Last week, I read a book.
A good book.
I read many good books, but there are only a few authors on my auto-buy list, only a few authors who write books so entertaining I buy them as soon as they come out, without even reading the back cover blurb. It’s rare to add an author to this mental list. As I was reading a book last week—the first in a series from an author I’d never read before—I was thrilled to have found one. In my head, I did the math to figure out where I’d get the darn money to buy all the other books she’d already released.
The book was entertaining. Smiling, laughing, burning dinner level of entertaining. I don’t have the best attention span, so even though I love reading, it’s a rare book that completely distracts me from everything else on my to-do list.
It’s also worth noting for the sake of this post that the book in question has won a half dozen awards, including the RITA. It’s a dang good book. No question.
*cringe* Why is there always a “but?”
The book I read last week wasn't immune to what I call the “writer’s reflex.” It’s impossible not to mentally edit as I read, no matter what I’m reading. In this case, my mental editor was quite quiet. The characters and dialogue were so entertaining, I forgot about “issues” as soon as I thought of them.
As soon as I finished the book, I decided to buy the other seven or so books in the series. In fact, I was certain the world would end if I didn't get them soon.
But I went online to read the reviews of the book I’d just finished, because I was curious what other readers thought about the little, tiny issues my internal editor was still complaining about, even though she was smothered by plenty of mental pillows. And yes, there were plenty of readers who pointed out the same “problems.” Some gave 2 or 3 stars as a direct result.
(The “issues” in the book in question focused mostly on the heroine, but that’s a different, much longer post that would discuss why the unholy F we, as women, hold other women, real and fictitious, to such ridiculously high standards.)
Later that week, when I found some extra money in the budget, I thought to myself, “Huh. Should I buy the rest of that series? There were so many issues--”
Hold it! HUH? What issues? It’s been over a year since I had so much fun reading a book!

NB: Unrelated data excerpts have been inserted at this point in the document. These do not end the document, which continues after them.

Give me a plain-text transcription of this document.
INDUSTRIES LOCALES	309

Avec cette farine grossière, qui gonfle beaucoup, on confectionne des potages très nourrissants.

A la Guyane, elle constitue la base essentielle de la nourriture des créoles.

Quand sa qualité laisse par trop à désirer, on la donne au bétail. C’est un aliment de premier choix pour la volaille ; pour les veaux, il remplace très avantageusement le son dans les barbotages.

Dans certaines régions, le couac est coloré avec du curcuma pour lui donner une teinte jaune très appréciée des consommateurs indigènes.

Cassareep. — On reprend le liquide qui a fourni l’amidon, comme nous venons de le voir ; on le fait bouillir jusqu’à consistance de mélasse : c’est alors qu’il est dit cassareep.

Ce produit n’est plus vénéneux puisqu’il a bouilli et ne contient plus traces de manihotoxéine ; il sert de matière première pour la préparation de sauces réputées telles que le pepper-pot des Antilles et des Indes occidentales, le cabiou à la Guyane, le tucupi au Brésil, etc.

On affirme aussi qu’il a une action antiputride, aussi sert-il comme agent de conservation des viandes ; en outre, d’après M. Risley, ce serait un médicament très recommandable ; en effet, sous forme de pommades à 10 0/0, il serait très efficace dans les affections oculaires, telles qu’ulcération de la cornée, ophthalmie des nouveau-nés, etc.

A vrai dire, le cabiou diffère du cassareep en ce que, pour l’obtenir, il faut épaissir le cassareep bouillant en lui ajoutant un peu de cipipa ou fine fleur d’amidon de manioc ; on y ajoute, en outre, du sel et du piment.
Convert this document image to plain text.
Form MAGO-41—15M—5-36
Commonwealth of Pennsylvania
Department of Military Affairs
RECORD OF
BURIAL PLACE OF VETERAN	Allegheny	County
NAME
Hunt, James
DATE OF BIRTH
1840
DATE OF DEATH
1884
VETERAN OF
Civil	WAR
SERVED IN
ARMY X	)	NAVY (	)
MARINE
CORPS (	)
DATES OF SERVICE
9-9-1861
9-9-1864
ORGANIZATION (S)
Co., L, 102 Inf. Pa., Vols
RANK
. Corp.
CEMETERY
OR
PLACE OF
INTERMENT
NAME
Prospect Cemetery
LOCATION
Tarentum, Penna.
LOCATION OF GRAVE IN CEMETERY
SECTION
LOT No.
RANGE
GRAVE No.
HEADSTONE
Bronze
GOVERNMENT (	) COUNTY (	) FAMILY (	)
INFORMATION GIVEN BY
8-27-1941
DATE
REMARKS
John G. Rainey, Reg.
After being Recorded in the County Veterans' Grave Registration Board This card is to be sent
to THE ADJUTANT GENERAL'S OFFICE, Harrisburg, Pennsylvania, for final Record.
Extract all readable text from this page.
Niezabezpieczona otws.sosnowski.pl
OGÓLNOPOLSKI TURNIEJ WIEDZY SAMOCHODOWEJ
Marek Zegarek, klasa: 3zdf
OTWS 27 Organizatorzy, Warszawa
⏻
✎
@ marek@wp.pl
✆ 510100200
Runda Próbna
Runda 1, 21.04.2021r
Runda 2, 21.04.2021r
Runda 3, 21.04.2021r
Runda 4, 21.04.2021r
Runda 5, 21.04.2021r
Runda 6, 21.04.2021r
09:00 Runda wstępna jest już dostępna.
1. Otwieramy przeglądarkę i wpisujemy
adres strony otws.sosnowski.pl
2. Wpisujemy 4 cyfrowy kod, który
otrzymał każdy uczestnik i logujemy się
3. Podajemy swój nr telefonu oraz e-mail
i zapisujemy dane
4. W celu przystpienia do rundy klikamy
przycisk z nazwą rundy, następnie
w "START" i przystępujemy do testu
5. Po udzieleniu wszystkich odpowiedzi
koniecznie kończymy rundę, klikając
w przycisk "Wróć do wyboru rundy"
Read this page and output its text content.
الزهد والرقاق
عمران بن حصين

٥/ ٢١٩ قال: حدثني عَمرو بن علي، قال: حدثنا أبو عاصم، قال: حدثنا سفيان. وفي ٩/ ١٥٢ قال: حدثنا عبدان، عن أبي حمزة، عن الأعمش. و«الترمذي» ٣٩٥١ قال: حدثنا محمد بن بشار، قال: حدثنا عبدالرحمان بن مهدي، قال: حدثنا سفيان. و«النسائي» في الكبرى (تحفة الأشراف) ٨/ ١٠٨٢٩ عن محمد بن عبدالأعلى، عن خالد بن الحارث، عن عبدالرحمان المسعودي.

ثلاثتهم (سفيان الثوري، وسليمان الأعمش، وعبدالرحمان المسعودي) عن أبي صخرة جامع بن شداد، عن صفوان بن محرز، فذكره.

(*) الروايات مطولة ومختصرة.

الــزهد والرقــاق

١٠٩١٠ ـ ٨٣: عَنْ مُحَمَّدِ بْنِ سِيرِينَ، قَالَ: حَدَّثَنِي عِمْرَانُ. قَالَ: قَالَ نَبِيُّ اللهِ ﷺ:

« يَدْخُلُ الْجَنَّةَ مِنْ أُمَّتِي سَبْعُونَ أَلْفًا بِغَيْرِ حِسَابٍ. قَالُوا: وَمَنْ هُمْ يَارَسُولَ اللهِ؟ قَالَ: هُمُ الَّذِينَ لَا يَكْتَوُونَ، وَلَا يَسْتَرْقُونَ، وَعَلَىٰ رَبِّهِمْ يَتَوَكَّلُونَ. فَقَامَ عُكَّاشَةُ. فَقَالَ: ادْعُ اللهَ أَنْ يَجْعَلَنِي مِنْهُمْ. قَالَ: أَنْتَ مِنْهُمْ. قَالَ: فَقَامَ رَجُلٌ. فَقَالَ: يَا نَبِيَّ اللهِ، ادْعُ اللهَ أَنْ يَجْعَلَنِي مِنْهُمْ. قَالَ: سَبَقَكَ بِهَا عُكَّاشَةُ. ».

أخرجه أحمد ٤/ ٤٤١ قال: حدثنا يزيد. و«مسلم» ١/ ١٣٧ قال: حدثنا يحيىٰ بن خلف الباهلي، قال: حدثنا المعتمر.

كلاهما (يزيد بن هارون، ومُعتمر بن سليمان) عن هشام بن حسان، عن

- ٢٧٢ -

It’s not just me. It seems like every time I discuss a book, series, or movie with someone, no matter how much we both loved the book/series/movie, the conversation is about the flaws. “It’s good, but.” “I loved it, but.”
I ask you, But What? Why do we insist on focusing on the flaws, no matter how small or subjective, even with our favorite books? Why was I so quick to let a handful of 2-star reviews suggest to me that the rest of the series wasn't worth purchasing?
I’m not saying “issues” aren't a great, interesting topic of discussion. Such discussions are great learning tools and prompts for critical thought. But it bothers me that it’s the default way of thinking, especially about forms of entertainment we enjoy so much. When something emotionally movies us, why isn't that the first thing we think and talk about?
And that's my rant for the week. :-) Happy reading, everyone!